奴隷として開拓時代のアメリカの土を踏んだ黒人たちは、主に南部の農園の労働に従事させられました。

農園の一日の仕事を終え、宿舎に戻った彼等は、歌を歌って悲しみを拭いました。

彼等は白人から聞き覚えた歌に、自らの音階を重ねて歌いました。

ときには即興の詩を、そのクロスオーバーされた音階を使ってシャウトしました。

こうしてブルーノート音階とブルースが誕生するのです。

やがてニューオリンズにそのブルースを基本とするジャズが誕生します。

黒人達はそのニューオリンズジャズを葬式の行進曲に使用しました。

1900年代ますますジャズは発展します。当時のミュージシャンに、バディ・ボールデン、キング・オリヴァー、キッド・オリー、ジェリー・ロール・モートン達がいます。そんな中サッチモことルイアームストロングが誕生します。

ジャズはミシシッピー河を北上し、さまざまな街に広まっていきました。

そのころシカゴにはフランス系黒人がいました。

中産階級の彼等は学問を身につけていました。彼等はジャズを音楽理論に基づいて演奏しました。

そんな環境が、デュークエリントンを誕生させるのです。

彼はスイングジャズの為の16人編成のオーケストラを開発します。
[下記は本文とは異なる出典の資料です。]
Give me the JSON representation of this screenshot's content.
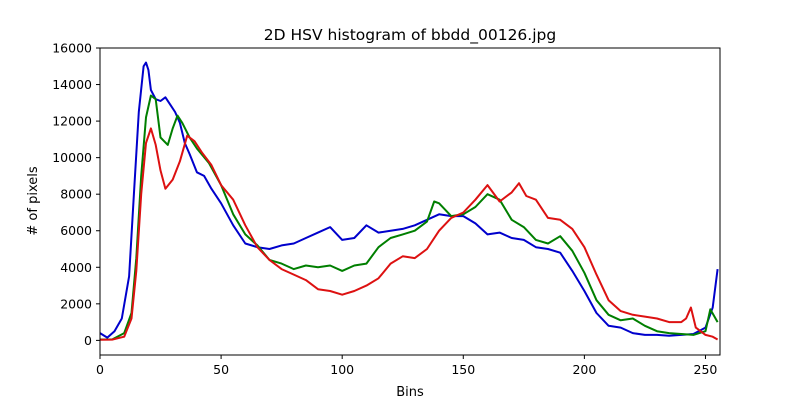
{
  "chart_data": {
    "type": "line",
    "title": "2D HSV histogram of bbdd_00126.jpg",
    "xlabel": "Bins",
    "ylabel": "# of pixels",
    "xlim": [
      0,
      256
    ],
    "ylim": [
      -800,
      16000
    ],
    "xticks": [
      0,
      50,
      100,
      150,
      200,
      250
    ],
    "yticks": [
      0,
      2000,
      4000,
      6000,
      8000,
      10000,
      12000,
      14000,
      16000
    ],
    "grid": false,
    "legend": "none",
    "series": [
      {
        "color": "#0000cc",
        "points": [
          [
            0,
            400
          ],
          [
            3,
            150
          ],
          [
            6,
            500
          ],
          [
            9,
            1200
          ],
          [
            12,
            3500
          ],
          [
            14,
            8000
          ],
          [
            16,
            12500
          ],
          [
            18,
            15000
          ],
          [
            19,
            15200
          ],
          [
            20,
            14800
          ],
          [
            21,
            13700
          ],
          [
            23,
            13200
          ],
          [
            25,
            13100
          ],
          [
            27,
            13300
          ],
          [
            29,
            12900
          ],
          [
            31,
            12500
          ],
          [
            33,
            11900
          ],
          [
            35,
            10800
          ],
          [
            37,
            10200
          ],
          [
            40,
            9200
          ],
          [
            43,
            9000
          ],
          [
            46,
            8300
          ],
          [
            50,
            7500
          ],
          [
            55,
            6300
          ],
          [
            60,
            5300
          ],
          [
            65,
            5100
          ],
          [
            70,
            5000
          ],
          [
            75,
            5200
          ],
          [
            80,
            5300
          ],
          [
            85,
            5600
          ],
          [
            90,
            5900
          ],
          [
            95,
            6200
          ],
          [
            100,
            5500
          ],
          [
            105,
            5600
          ],
          [
            110,
            6300
          ],
          [
            115,
            5900
          ],
          [
            120,
            6000
          ],
          [
            125,
            6100
          ],
          [
            130,
            6300
          ],
          [
            135,
            6600
          ],
          [
            140,
            6900
          ],
          [
            145,
            6800
          ],
          [
            150,
            6800
          ],
          [
            155,
            6400
          ],
          [
            160,
            5800
          ],
          [
            165,
            5900
          ],
          [
            170,
            5600
          ],
          [
            175,
            5500
          ],
          [
            180,
            5100
          ],
          [
            185,
            5000
          ],
          [
            190,
            4800
          ],
          [
            195,
            3800
          ],
          [
            200,
            2700
          ],
          [
            205,
            1500
          ],
          [
            210,
            800
          ],
          [
            215,
            700
          ],
          [
            220,
            400
          ],
          [
            225,
            300
          ],
          [
            230,
            300
          ],
          [
            235,
            250
          ],
          [
            240,
            300
          ],
          [
            245,
            350
          ],
          [
            250,
            700
          ],
          [
            253,
            1800
          ],
          [
            255,
            3900
          ]
        ]
      },
      {
        "color": "#007f00",
        "points": [
          [
            0,
            50
          ],
          [
            5,
            50
          ],
          [
            10,
            400
          ],
          [
            13,
            1500
          ],
          [
            15,
            4500
          ],
          [
            17,
            9000
          ],
          [
            19,
            12200
          ],
          [
            21,
            13400
          ],
          [
            23,
            13200
          ],
          [
            25,
            11100
          ],
          [
            28,
            10700
          ],
          [
            30,
            11600
          ],
          [
            32,
            12300
          ],
          [
            34,
            11900
          ],
          [
            37,
            11100
          ],
          [
            40,
            10500
          ],
          [
            45,
            9700
          ],
          [
            50,
            8500
          ],
          [
            55,
            6900
          ],
          [
            60,
            5800
          ],
          [
            65,
            5200
          ],
          [
            70,
            4400
          ],
          [
            75,
            4200
          ],
          [
            80,
            3900
          ],
          [
            85,
            4100
          ],
          [
            90,
            4000
          ],
          [
            95,
            4100
          ],
          [
            100,
            3800
          ],
          [
            105,
            4100
          ],
          [
            110,
            4200
          ],
          [
            115,
            5100
          ],
          [
            120,
            5600
          ],
          [
            125,
            5800
          ],
          [
            130,
            6000
          ],
          [
            135,
            6500
          ],
          [
            138,
            7600
          ],
          [
            140,
            7500
          ],
          [
            145,
            6800
          ],
          [
            150,
            6900
          ],
          [
            155,
            7300
          ],
          [
            160,
            8000
          ],
          [
            165,
            7700
          ],
          [
            170,
            6600
          ],
          [
            175,
            6200
          ],
          [
            180,
            5500
          ],
          [
            185,
            5300
          ],
          [
            190,
            5700
          ],
          [
            195,
            4900
          ],
          [
            200,
            3700
          ],
          [
            205,
            2200
          ],
          [
            210,
            1400
          ],
          [
            215,
            1100
          ],
          [
            220,
            1200
          ],
          [
            225,
            800
          ],
          [
            230,
            500
          ],
          [
            235,
            400
          ],
          [
            240,
            350
          ],
          [
            245,
            300
          ],
          [
            250,
            500
          ],
          [
            252,
            1700
          ],
          [
            255,
            1000
          ]
        ]
      },
      {
        "color": "#dd1111",
        "points": [
          [
            0,
            30
          ],
          [
            5,
            40
          ],
          [
            10,
            200
          ],
          [
            13,
            1200
          ],
          [
            15,
            3800
          ],
          [
            17,
            8000
          ],
          [
            19,
            10800
          ],
          [
            21,
            11600
          ],
          [
            23,
            10700
          ],
          [
            25,
            9300
          ],
          [
            27,
            8300
          ],
          [
            30,
            8800
          ],
          [
            33,
            9800
          ],
          [
            36,
            11200
          ],
          [
            39,
            10900
          ],
          [
            42,
            10300
          ],
          [
            46,
            9600
          ],
          [
            50,
            8500
          ],
          [
            55,
            7700
          ],
          [
            60,
            6300
          ],
          [
            65,
            5100
          ],
          [
            70,
            4400
          ],
          [
            75,
            3900
          ],
          [
            80,
            3600
          ],
          [
            85,
            3300
          ],
          [
            90,
            2800
          ],
          [
            95,
            2700
          ],
          [
            100,
            2500
          ],
          [
            105,
            2700
          ],
          [
            110,
            3000
          ],
          [
            115,
            3400
          ],
          [
            120,
            4200
          ],
          [
            125,
            4600
          ],
          [
            130,
            4500
          ],
          [
            135,
            5000
          ],
          [
            140,
            6000
          ],
          [
            145,
            6700
          ],
          [
            150,
            7000
          ],
          [
            155,
            7700
          ],
          [
            160,
            8500
          ],
          [
            165,
            7600
          ],
          [
            170,
            8100
          ],
          [
            173,
            8600
          ],
          [
            176,
            7900
          ],
          [
            180,
            7700
          ],
          [
            185,
            6700
          ],
          [
            190,
            6600
          ],
          [
            195,
            6100
          ],
          [
            200,
            5100
          ],
          [
            205,
            3600
          ],
          [
            210,
            2200
          ],
          [
            215,
            1600
          ],
          [
            220,
            1400
          ],
          [
            225,
            1300
          ],
          [
            230,
            1200
          ],
          [
            235,
            1000
          ],
          [
            240,
            1000
          ],
          [
            242,
            1200
          ],
          [
            244,
            1800
          ],
          [
            246,
            700
          ],
          [
            250,
            300
          ],
          [
            253,
            200
          ],
          [
            255,
            50
          ]
        ]
      }
    ]
  }
}
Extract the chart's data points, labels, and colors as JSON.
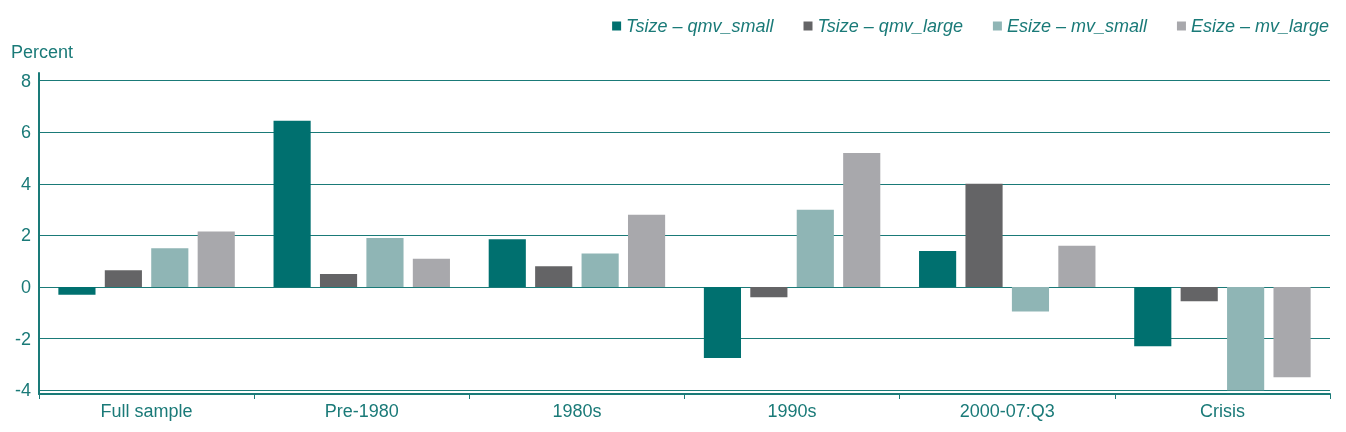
{
  "chart_data": {
    "type": "bar",
    "ylabel": "Percent",
    "categories": [
      "Full sample",
      "Pre-1980",
      "1980s",
      "1990s",
      "2000-07:Q3",
      "Crisis"
    ],
    "series": [
      {
        "name": "Tsize – qmv_small",
        "color": "#00706f",
        "values": [
          -0.3,
          6.45,
          1.85,
          -2.75,
          1.4,
          -2.3
        ]
      },
      {
        "name": "Tsize – qmv_large",
        "color": "#646466",
        "values": [
          0.65,
          0.5,
          0.8,
          -0.4,
          4.0,
          -0.55
        ]
      },
      {
        "name": "Esize – mv_small",
        "color": "#8fb5b5",
        "values": [
          1.5,
          1.9,
          1.3,
          3.0,
          -0.95,
          -4.0
        ]
      },
      {
        "name": "Esize – mv_large",
        "color": "#a8a8ac",
        "values": [
          2.15,
          1.1,
          2.8,
          5.2,
          1.6,
          -3.5
        ]
      }
    ],
    "ylim": [
      -4.15,
      8.3
    ],
    "yticks": [
      -4,
      -2,
      0,
      2,
      4,
      6,
      8
    ],
    "grid": "y",
    "legend": "top right"
  }
}
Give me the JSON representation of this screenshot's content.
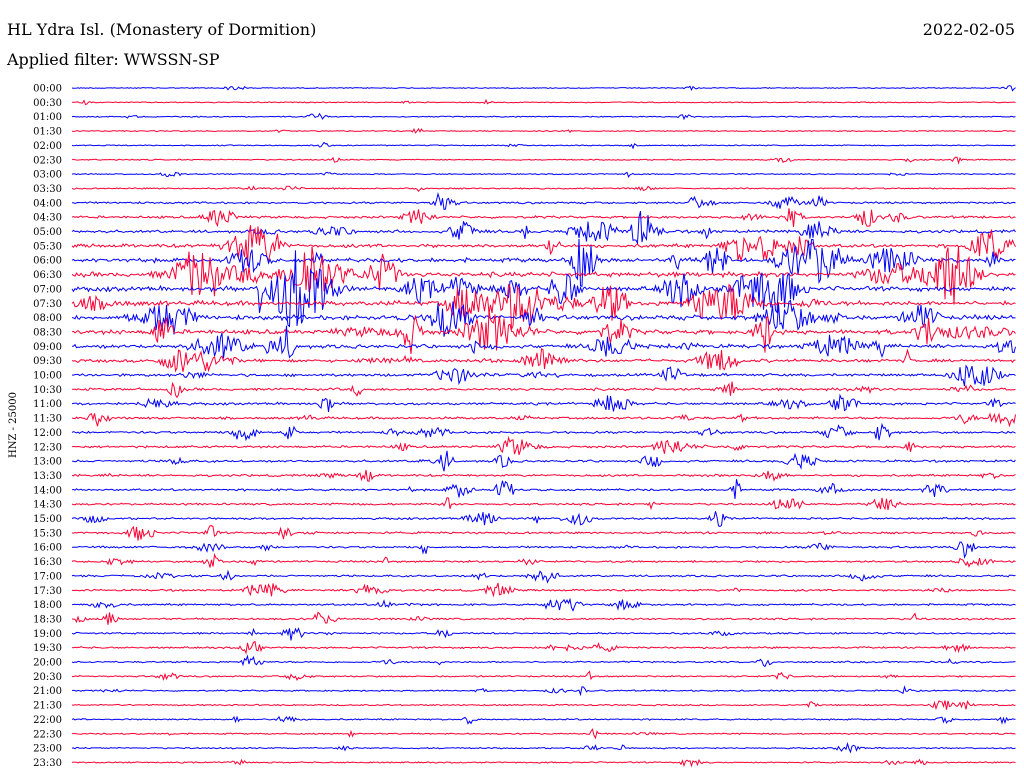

今日では(余すところなく)そのように編成された楽団をフルバンドといいます。

やがてジャズはアメリカの代表的な音楽になります。

アメリカ中のラジオやクラブ・ダンスホールからスイングジャズが流れました。そしてビリーホリデイ、レスターヤングなど数々のスターが誕生します。

スイングジャズが(歌い手のバックバンドなどを含む)ダンスミュージックとして発展していく中、それにあきたらないアーティスト達がビバップ運動を起こし、それによってモダンジャズが誕生します。

ジャズは躍る音楽から聴く音楽へと進化するのです。

モダンジャズは初めコンボバンドによって、つまりスリーリズム(ピアノ・ベース・ドラム)をバックにリードプレーヤーがソロをするという形式で、なされました。

そんなモダンジャズのアメリカ音楽界は、チャーリーパーカー・ウイントンケリー・マイルスデイビス・コルトレーンなど多くのビッグアーティストを輩出し、世界の音楽界を牽引していきました。

やがてモダンジャズはクールジャズ・ファンキージャズ・ラテンジャズ・フリージャズ・フュージョン(ロックもジャズの分派といえるかもしれません)などを生み出し、現在に至ります。